La consigne était de prendre deux2 objets et de les poser dans la colonne des objets différents ou la colonne des objets pareils et de dire pourquoi on les posait à cet endroit.

Chaque choix était discuté par le groupe, approuvé ou critiqué. Les enfants se sont rendu compte que selon le critère choisi, on pouvait mettre les objets dans une colonne ou l’autre, par exemple., la fleur et le caillou viennent les deux de la nature mais sont différents parce que le caillou ne pousse pas, et qu’ils ne sont pas de la même couleur.

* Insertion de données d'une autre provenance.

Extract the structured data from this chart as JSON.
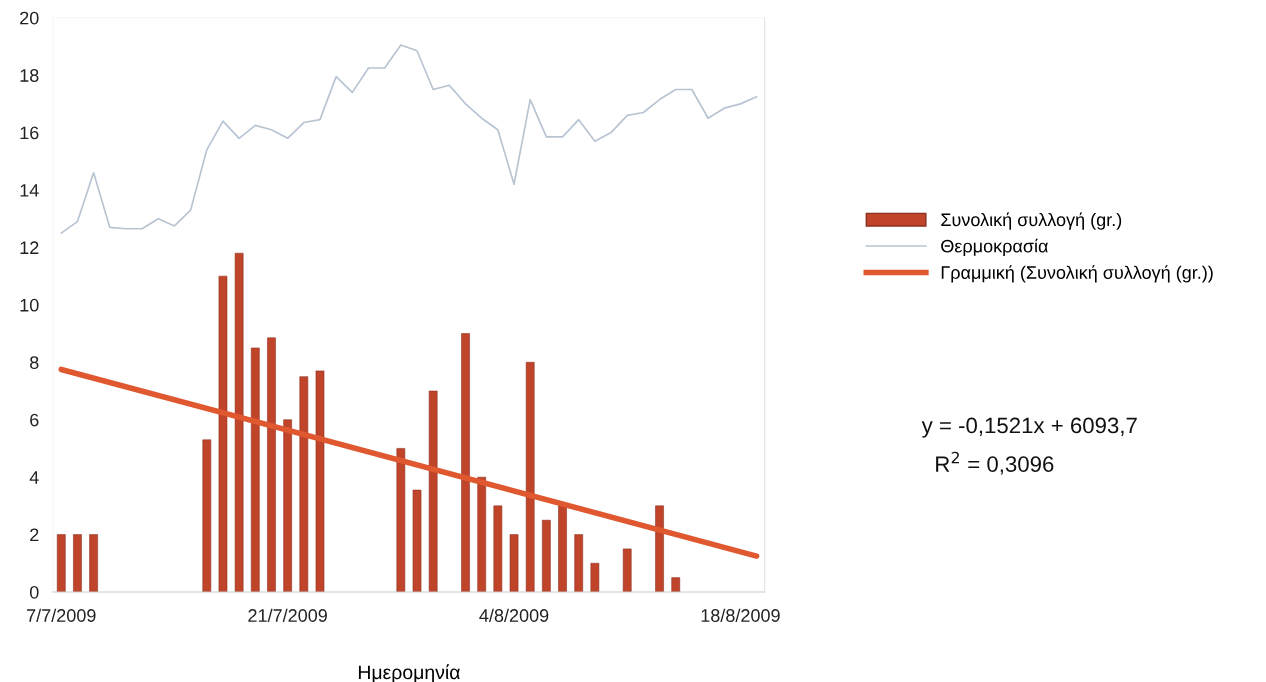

Des lunettes de soleil et une pive sont semblables par la couleur brune. Ils ont constaté que la plupart des objets peuvent être posés dans les deux colonnes, semblable et différent, selon le critère choisi, couleur, forme, matériau, usage, vient de la nature ou pas… Ce constat a donné lieu à des discussions.

Le bilan :

Cette expérience comporte des difficultés et des avantages.

Les difficultés :

Le petit nombre d’enfants a rendu les discussions moins riches que s’ils avaient été plus nombreux.

La différence d’âge, de 5 ans à 11 ans ne facilitait pas les discussions. Parfois les plus âgés auraient bien voulu continuer la discussion tandis que les petits étaient fatigués. Les discussions se continuaient parfois autour de la confection de leur album.

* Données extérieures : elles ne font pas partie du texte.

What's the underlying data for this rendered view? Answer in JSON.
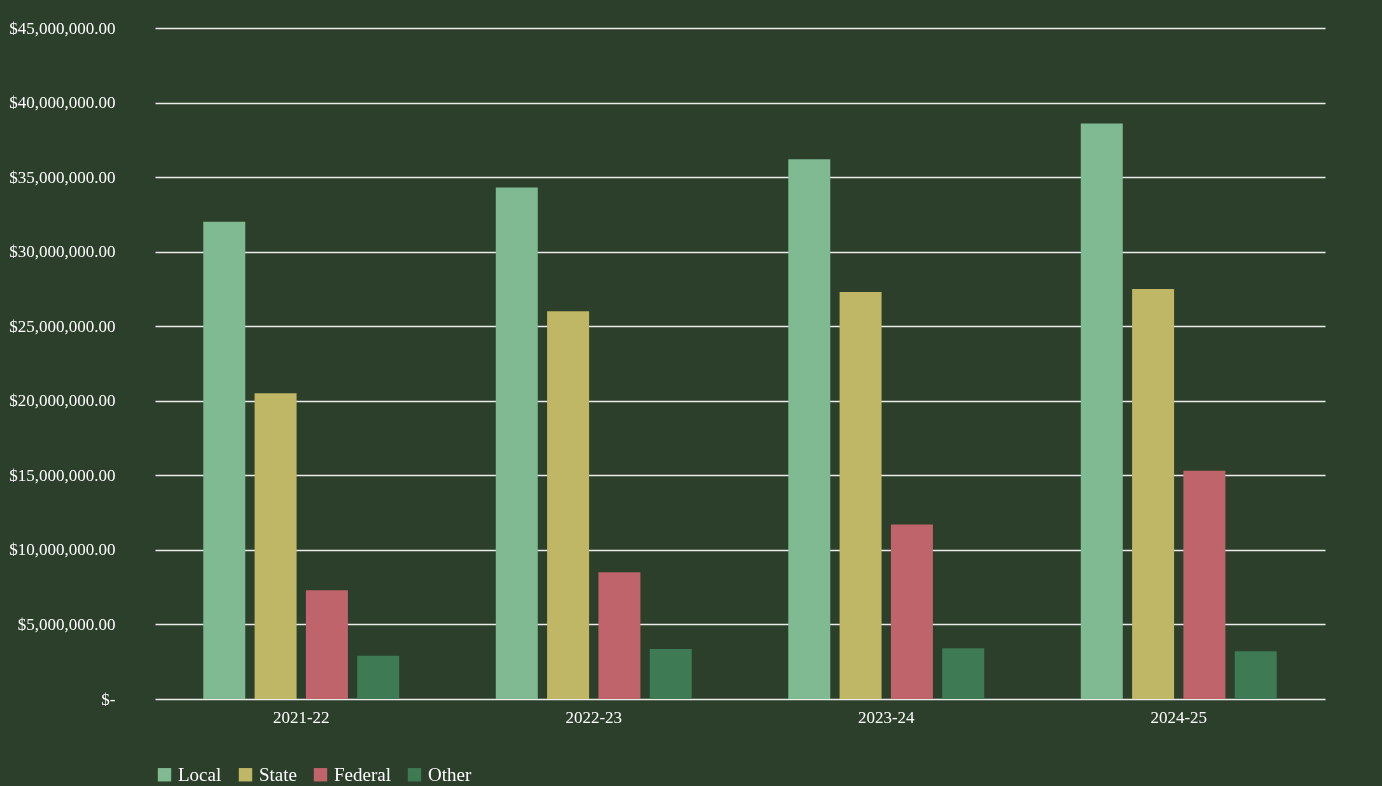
{
  "chart_data": {
    "type": "bar",
    "categories": [
      "2021-22",
      "2022-23",
      "2023-24",
      "2024-25"
    ],
    "series": [
      {
        "name": "Local",
        "color": "#7fba92",
        "values": [
          32000000,
          34300000,
          36200000,
          38600000
        ]
      },
      {
        "name": "State",
        "color": "#bfb666",
        "values": [
          20500000,
          26000000,
          27300000,
          27500000
        ]
      },
      {
        "name": "Federal",
        "color": "#c0646b",
        "values": [
          7300000,
          8500000,
          11700000,
          15300000
        ]
      },
      {
        "name": "Other",
        "color": "#3e7b55",
        "values": [
          2900000,
          3350000,
          3400000,
          3200000
        ]
      }
    ],
    "ylim": [
      0,
      45000000
    ],
    "yticks": [
      {
        "value": 0,
        "label": "$-"
      },
      {
        "value": 5000000,
        "label": "$5,000,000.00"
      },
      {
        "value": 10000000,
        "label": "$10,000,000.00"
      },
      {
        "value": 15000000,
        "label": "$15,000,000.00"
      },
      {
        "value": 20000000,
        "label": "$20,000,000.00"
      },
      {
        "value": 25000000,
        "label": "$25,000,000.00"
      },
      {
        "value": 30000000,
        "label": "$30,000,000.00"
      },
      {
        "value": 35000000,
        "label": "$35,000,000.00"
      },
      {
        "value": 40000000,
        "label": "$40,000,000.00"
      },
      {
        "value": 45000000,
        "label": "$45,000,000.00"
      }
    ],
    "grid": "y",
    "legend": "bottom"
  }
}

Le fait d’être en plein air pour les ateliers nuisait parfois à la concentration des enfants qui étaient sollicités par les chèvres, ou les balançoires…Un des enfants était plus agité que les autres et il cédait aux sollicitations de l’environnement.

Les avantages :

Le petit nombre d’enfants a pu aussi être un avantage, dans le sens que des mini-discussions se passaient souvent.

Les enfants étaient des enfants de la campagne, assez tranquilles et qui paraissaient épanouis paisibles et sereins.

La présence de leur grand-père a apporté un plus à la semaine, d’autant plus qu’il continuait souvent les discussions le soir avec les enfants. Il avait d’ailleurs tout à fait compris le sens de notre démarche de dialogue philosophique.

Le site naturel incitait aussi au calme et à la réflexion. Nous étions comme hors du temps, sans stress, ceci d’autant plus que la gestion du temps des ateliers était souple, nous nous adaptions au groupe.

Les moments marquants de cette semaine :

Nous avons emprunté une passerelle au-dessus d’un ruisseau et il était frappant de voir comme ces enfants de la campagne ne ressentait pas de peur à la traverser, ce qui n’était pas le cas de tous les adultes ! ni d’un autre enfant, visiblement de la ville.

Le grand-père, à l’origine de cette demande nous a beaucoup impressionnées par sa faculté à discuter « philosophiquement » avec ses petits-enfants et par sa bienveillance.

En résumé, nous avons passé une semaine hors du temps, dans un environnement de rêve à philosopher avec un groupe d’enfants.

Cette expérience différait beaucoup de notre pratique habituelle entre autre pour la durée des ateliers. Nous avions imaginé de créer avec les enfants un « journal de bord de la semaine philosophique » avec la trace de leurs bricolages et des réflexions menées sur les différents sujet abordés.

Il nous est apparu par la suite que le fait de noter ou de dessiner leurs idées avait un effet plus large, à savoir d’illustrer et de rendre plus compréhensible les outils de la pensée.

De plus lors des moments de dessins ou de bricolage, nous pouvions approfondir les sujets abordés, par une question de notre part ou une réflexion d’un autre enfant.